Brown isn’t the only one I’ve seen over the years crediting IVF or even plain old assisted insemination with allowing LGBTQ folks to become parents. They are right, of course, insofar as these techniques have allowed single LGBTQ people and same-sex couples to become parents without needing different-sex intercourse. Let’s remember, though, that the first generation of out queer parents had children in previous, different-sex relationships. (The first custody cases involving queer parents date to just after World War II.) Even more recently, a 2011 analysis from the Williams Institute at UCLA found that U.S. Census data “suggest that offspring of lesbian and gay parents are more often the product of different-sex relationships” before the parents are out. And many LGBTQ parents, too, have adopted children.

Nevertheless, both IVF and assisted insemination have become key methods of family creation for many LGBTQ folks, including those using a surrogate (since the surrogate usually doesn’t use their own egg), those having fertility challenges, and those doing reciprocal IVF like my spouse and I (my egg, her womb).

This is why current threats to reproductive rights should be on every LGBTQ person’s radar. Numerous states and the U.S. House have introduced bills that would define “personhood” as beginning at conception and grant human rights to embryos. If passed, these bills could have a devastating effect on access to assisted reproduction.

Resolve: the National Infertility Association explains on its website that if such bills pass, “anything that puts an embryo at risk could be a violation of law.” This leads to a number of worrying questions, they explain, including: Could the physician, lab, or patient be liable if one or more embryos from an IVF cycle do not develop normally in the lab or do not result in live births? Would clinics who perform assisted inseminations—or their patients—be at risk of criminal charges because such inseminations carry a higher risk of miscarriage than insemination via intercourse? Who will have legal responsibility for fertilized eggs that were not transferred to a uterus, and could people lose the rights of disposition over their embryos? Could embryo freezing be prohibited as too risky, since not all embryos thaw well?

Resolve also asks: May someone who lives in a state with personhood laws travel to other states for IVF, or would their embryos remain bound by their home state’s laws? Would they be able to move currently frozen embryos to another state to continue treatment? Even if they could, what if they cannot afford to live in another state during treatment?

Such questions are deeply worrying, especially if the Senate confirms Brett Kavanaugh, President Trump’s anti-choice Supreme Court nominee, which could give new vigor to those pushing for the personhood laws.

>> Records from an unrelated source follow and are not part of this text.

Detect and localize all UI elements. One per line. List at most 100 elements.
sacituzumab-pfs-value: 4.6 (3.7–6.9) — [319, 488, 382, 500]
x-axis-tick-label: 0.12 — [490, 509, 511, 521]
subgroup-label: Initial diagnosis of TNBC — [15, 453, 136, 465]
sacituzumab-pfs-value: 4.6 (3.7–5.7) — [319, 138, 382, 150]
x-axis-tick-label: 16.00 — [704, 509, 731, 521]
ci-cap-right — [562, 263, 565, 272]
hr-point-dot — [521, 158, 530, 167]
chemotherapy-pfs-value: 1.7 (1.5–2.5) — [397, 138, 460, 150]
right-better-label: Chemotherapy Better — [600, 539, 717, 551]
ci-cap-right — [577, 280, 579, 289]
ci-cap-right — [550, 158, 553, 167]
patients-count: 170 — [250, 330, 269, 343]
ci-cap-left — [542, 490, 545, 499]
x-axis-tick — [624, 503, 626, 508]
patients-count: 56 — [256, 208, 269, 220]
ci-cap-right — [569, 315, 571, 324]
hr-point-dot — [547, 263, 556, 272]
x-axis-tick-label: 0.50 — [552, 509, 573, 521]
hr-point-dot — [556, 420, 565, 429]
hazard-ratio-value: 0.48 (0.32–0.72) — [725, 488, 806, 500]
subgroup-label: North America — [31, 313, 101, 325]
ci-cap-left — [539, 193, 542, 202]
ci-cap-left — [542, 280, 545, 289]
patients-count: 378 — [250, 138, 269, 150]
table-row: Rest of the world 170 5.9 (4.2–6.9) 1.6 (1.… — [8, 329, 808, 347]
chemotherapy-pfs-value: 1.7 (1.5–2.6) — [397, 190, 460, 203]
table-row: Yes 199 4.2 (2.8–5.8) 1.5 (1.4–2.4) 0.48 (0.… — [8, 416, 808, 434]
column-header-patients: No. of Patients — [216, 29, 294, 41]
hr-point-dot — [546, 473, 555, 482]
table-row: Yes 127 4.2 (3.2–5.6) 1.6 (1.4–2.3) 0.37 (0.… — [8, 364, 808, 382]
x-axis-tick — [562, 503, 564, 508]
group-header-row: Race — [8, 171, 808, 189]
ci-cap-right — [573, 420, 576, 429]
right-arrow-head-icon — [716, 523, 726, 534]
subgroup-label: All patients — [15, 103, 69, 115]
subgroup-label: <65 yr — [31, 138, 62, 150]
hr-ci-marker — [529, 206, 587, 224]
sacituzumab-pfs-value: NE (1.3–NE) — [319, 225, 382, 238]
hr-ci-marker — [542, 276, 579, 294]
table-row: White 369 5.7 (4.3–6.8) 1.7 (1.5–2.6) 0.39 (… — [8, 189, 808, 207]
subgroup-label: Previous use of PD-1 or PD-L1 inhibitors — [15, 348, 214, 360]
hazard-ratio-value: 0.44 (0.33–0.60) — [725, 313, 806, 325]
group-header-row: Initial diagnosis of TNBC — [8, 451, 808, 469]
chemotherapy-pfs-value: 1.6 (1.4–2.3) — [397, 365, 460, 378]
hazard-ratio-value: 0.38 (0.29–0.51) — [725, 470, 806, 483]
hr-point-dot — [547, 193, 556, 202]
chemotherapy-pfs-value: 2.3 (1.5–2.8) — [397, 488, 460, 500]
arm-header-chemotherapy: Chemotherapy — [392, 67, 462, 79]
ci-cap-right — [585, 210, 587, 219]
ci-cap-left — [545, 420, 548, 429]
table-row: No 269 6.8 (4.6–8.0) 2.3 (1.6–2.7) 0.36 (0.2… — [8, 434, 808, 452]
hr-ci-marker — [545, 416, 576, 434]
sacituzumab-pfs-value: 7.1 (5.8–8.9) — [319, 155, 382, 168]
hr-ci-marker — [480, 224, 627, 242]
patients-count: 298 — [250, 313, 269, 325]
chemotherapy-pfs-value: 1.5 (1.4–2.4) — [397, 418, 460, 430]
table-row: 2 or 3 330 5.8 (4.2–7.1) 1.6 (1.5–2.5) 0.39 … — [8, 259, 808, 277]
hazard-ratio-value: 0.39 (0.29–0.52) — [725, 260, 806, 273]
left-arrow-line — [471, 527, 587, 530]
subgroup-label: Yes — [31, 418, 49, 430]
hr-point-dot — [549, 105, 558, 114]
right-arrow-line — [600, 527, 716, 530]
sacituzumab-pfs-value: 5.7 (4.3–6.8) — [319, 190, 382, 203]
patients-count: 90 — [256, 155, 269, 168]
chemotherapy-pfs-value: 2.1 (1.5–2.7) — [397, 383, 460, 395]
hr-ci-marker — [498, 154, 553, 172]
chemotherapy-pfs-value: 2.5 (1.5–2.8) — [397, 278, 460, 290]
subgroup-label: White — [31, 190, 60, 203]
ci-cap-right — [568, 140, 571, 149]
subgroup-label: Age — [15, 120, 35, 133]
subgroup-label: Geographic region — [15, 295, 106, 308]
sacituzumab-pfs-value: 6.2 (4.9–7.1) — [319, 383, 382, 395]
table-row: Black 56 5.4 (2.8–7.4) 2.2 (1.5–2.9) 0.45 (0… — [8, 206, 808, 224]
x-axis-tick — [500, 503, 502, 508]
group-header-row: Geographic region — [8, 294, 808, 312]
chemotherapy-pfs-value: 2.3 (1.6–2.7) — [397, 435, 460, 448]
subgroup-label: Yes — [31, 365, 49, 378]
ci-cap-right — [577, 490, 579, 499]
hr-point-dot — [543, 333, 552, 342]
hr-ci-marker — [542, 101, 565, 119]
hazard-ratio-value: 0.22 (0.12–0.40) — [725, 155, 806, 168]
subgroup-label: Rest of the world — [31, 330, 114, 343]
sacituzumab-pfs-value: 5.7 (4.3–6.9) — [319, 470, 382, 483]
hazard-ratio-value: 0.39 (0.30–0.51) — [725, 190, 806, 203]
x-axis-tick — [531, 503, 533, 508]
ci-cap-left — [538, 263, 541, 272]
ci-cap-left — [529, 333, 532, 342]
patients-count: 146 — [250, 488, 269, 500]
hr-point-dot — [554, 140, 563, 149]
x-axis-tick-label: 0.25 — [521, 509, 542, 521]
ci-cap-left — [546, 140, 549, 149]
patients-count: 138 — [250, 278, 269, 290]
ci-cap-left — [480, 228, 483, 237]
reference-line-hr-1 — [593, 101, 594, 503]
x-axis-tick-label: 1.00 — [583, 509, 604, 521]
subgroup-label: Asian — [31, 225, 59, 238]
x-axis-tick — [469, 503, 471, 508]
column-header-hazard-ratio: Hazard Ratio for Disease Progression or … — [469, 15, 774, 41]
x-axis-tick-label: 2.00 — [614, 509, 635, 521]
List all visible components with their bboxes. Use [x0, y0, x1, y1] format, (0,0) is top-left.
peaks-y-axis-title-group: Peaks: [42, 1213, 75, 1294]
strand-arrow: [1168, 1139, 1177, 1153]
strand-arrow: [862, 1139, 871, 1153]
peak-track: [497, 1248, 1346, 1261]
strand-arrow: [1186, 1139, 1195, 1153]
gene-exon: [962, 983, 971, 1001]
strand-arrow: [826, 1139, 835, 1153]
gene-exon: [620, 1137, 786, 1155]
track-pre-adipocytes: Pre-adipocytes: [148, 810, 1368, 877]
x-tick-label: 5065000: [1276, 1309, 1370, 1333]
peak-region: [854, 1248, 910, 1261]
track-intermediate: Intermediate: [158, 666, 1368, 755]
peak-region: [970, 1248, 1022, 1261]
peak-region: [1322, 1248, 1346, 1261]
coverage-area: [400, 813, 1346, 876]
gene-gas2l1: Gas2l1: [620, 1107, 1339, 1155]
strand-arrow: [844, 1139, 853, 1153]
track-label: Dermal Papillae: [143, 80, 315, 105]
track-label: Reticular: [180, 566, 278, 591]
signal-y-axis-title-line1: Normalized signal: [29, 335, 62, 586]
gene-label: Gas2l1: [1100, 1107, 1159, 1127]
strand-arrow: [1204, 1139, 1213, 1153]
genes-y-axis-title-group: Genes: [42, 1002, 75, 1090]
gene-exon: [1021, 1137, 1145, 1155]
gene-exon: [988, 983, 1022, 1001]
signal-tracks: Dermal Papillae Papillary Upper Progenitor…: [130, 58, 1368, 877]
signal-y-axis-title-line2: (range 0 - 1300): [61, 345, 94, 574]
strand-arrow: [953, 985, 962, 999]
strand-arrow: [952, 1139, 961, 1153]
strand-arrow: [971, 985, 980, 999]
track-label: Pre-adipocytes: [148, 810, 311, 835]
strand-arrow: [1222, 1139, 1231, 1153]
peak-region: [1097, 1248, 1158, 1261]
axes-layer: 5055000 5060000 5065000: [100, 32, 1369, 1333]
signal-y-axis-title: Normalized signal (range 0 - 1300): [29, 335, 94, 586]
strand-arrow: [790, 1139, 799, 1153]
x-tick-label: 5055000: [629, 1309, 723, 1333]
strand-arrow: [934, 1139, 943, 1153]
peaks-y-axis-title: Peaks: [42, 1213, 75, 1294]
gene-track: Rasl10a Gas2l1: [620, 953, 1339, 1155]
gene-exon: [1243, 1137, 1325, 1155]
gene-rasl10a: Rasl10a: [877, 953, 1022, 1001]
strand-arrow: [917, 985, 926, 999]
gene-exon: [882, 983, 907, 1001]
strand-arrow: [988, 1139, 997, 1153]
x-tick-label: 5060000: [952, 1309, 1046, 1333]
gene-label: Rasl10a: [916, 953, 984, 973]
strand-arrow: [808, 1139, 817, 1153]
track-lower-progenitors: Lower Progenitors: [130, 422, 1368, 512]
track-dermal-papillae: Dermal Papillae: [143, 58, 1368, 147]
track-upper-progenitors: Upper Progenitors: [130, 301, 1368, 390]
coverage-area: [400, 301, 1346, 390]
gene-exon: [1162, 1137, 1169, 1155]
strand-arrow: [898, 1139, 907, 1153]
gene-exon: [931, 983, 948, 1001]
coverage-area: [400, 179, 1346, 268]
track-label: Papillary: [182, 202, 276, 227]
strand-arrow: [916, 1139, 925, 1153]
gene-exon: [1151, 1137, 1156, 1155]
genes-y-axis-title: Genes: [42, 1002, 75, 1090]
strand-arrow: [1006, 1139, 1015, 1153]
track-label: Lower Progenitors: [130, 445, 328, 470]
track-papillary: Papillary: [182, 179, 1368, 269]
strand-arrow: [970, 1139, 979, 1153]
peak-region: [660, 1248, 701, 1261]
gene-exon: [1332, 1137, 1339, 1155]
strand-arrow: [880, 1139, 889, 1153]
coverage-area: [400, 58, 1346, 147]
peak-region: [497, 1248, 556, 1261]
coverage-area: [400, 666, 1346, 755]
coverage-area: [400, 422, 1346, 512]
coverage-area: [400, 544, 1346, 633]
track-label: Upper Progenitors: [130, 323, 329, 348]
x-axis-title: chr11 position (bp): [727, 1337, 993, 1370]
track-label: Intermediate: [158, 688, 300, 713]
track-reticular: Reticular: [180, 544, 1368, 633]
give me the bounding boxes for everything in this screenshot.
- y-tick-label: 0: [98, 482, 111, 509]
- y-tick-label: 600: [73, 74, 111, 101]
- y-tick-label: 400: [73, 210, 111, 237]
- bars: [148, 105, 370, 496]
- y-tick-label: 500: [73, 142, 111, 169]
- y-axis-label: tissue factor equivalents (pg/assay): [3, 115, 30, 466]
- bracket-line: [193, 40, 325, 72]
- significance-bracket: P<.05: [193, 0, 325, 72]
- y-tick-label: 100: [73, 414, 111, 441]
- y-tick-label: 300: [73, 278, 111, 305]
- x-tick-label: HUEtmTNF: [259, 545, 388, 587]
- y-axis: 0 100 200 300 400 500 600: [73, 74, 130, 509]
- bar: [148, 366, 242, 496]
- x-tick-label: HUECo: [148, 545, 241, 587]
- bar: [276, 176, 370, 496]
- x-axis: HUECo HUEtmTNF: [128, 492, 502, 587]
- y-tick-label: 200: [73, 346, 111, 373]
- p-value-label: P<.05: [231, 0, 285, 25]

Additionally, Kavanaugh has written previously that an employer’s religious beliefs should allow them to refuse to cover birth control for their employees. This is obviously harmful to those not wanting to become parents (including many in the LGBTQ community who are in interfertile relationships)—but has wider impact, too. The only time in my life I’ve been on birth control was when my spouse and I were trying to have a kid—we needed to synch our cycles for reciprocal IVF, and birth control pills were the way to do so. Birth control pills are also often prescribed for a variety of other medical purposes. Add these to the list of reasons that we should keep pressuring our senators to stop Kavanaugh’s confirmation.

The history of LGBTQ parents and our children is not exclusively tied to that of IVF and assisted reproduction, but many of us owe a debt of gratitude to the technologies for helping us create our families in the way we wanted to create them. Reproductive rights, including access to reproductive technologies and health care, is very much a queer issue. And reproductive rights are on the line, along with so many other rights, both with the Kavanaugh nomination and the election this November.

Difficult times, yes—but all the more reason to make our voices heard and to vote.